Memory: G.Skill 2x4GB DDR3-2133 9-11-10 for AMD
G.Skill 2x4GB DDR3-1866 9-10-9 at 1600 for Intel
Video Cards: AMD APU Integrated
Intel CPU Integrated
Video Drivers: AMD Catalyst 15.200 Beta
Intel 10.18.15.4098
OS: Windows 10 Technical Preview 2 (Build 9926)

Since we’re looking at fully integrated products this time around, we’ll invert our usual order and start with our GPU-centric view first before taking a CPU-centric look.

Star Swarm GPU Scaling - Mid Quality

Star Swarm GPU Scaling - Low Quality

As Star Swarm was originally created to demonstrate performance on discrete GPUs, these integrated GPUs do not perform well. Even at low settings nothing cracks 30fps on DirectX 12. None the less there are a few patterns here that can help us understand what’s going on.

Right off the bat then there are two very apparent patterns, one of which is expected and one which caught us by surprise. At a high level, both AMD APUs outperform our collection of Intel processors here, and this is to be expected. AMD has invested heavily in iGPU performance across their entire lineup, where most Intel desktop SKUs come with the mid-tier GT2 GPU.

However what’s very much not expected is the ranking of the various Intel processors. Despite having all 3 Intel GPU tiers represented here, the performance between the Intel GPUs is relatively close, and this includes the Core i7-4770R and its GT3e GPU. GT3e’s performance here immediately raises some red flags – under normal circumstances it substantially outperforms GT2 – and we need to tackle this issue first before we can discuss any other aspects of Intel’s performance.

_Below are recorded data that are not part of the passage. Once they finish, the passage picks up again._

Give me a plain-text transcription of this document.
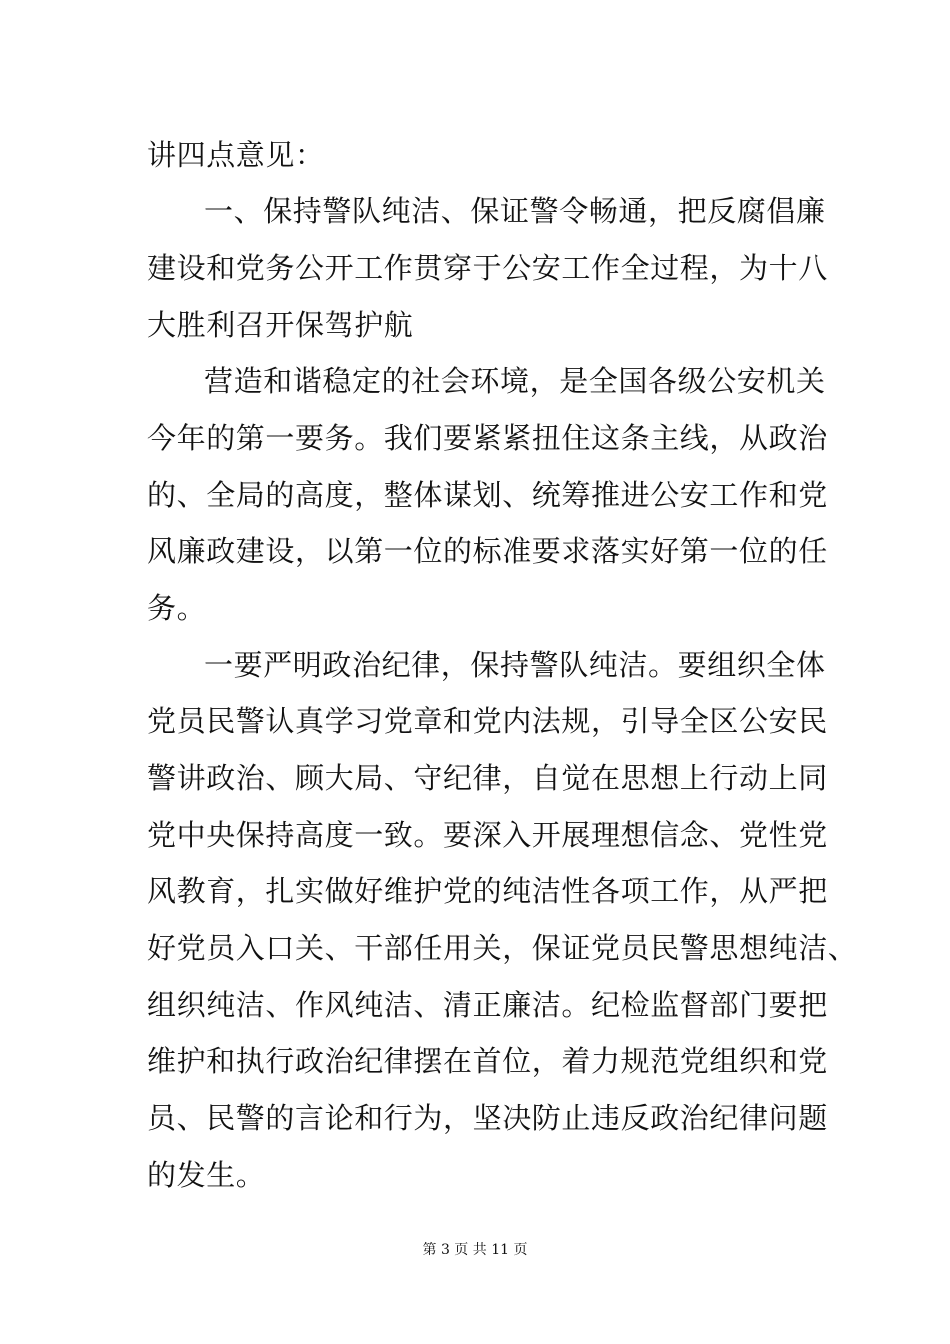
讲四点意见：
一、保持警队纯洁、保证警令畅通，把反腐倡廉
建设和党务公开工作贯穿于公安工作全过程，为十八
大胜利召开保驾护航
营造和谐稳定的社会环境，是全国各级公安机关
今年的第一要务。我们要紧紧扭住这条主线，从政治
的、全局的高度，整体谋划、统筹推进公安工作和党
风廉政建设，以第一位的标准要求落实好第一位的任
务。
一要严明政治纪律，保持警队纯洁。要组织全体
党员民警认真学习党章和党内法规，引导全区公安民
警讲政治、顾大局、守纪律，自觉在思想上行动上同
党中央保持高度一致。要深入开展理想信念、党性党
风教育，扎实做好维护党的纯洁性各项工作，从严把
好党员入口关、干部任用关，保证党员民警思想纯洁、
组织纯洁、作风纯洁、清正廉洁。纪检监督部门要把
维护和执行政治纪律摆在首位，着力规范党组织和党
员、民警的言论和行为，坚决防止违反政治纪律问题
的发生。
第 3 页 共 11 页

As long-time readers may recall from our look at Intel’s Gen 7.5 GPU architecture, Intel scales up from GT1 through GT3 by both duplicating the EU/texture unit blocks (the subslice) and the ROP/L3 blocks (the slice common). In the case of GT3/GT3e, it has twice as many slices as GT2 and consequently by most metrics is twice the GPU that GT2 is, with GT3e’s Crystal Well eDRAM providing an extra bandwidth kick. Immediately then there is an issue, since in none of our benchmarks does the GT3e equipped 4770R surpass any of the GT2 equipped SKUs.

The explanation, we believe, lies in the one part of an Intel GPU that doesn’t get duplicated in GT3e, which is the front-end, or as Intel calls it the Global Assets. Regardless of which GPU configuration we’re looking at – GT1, GT2, or GT3e – all Gen 7.5 configurations share what’s essentially the same front-end, which means front-end performance doesn’t scale up with the larger GPUs beyond any minor differences in GPU clockspeed.

Star Swarm for its part is no average workload, as it emphasizes batch counts (draw calls) above all else. Even though the low quality setting has much smaller batch counts than the extreme setting we use on the dGPUs, it’s still over 20K batches per frame, a far higher number than any game would use if it was trying to be playable on an iGPU. Consequently based on our GT2 results and especially our GT3e result, we believe that Star Swarm is actually exposing the batch processing limits of Gen 7.5’s front-end, with the front-end bottlenecking performance once the CPU bottleneck is scaled back by the introduction of DirectX 12.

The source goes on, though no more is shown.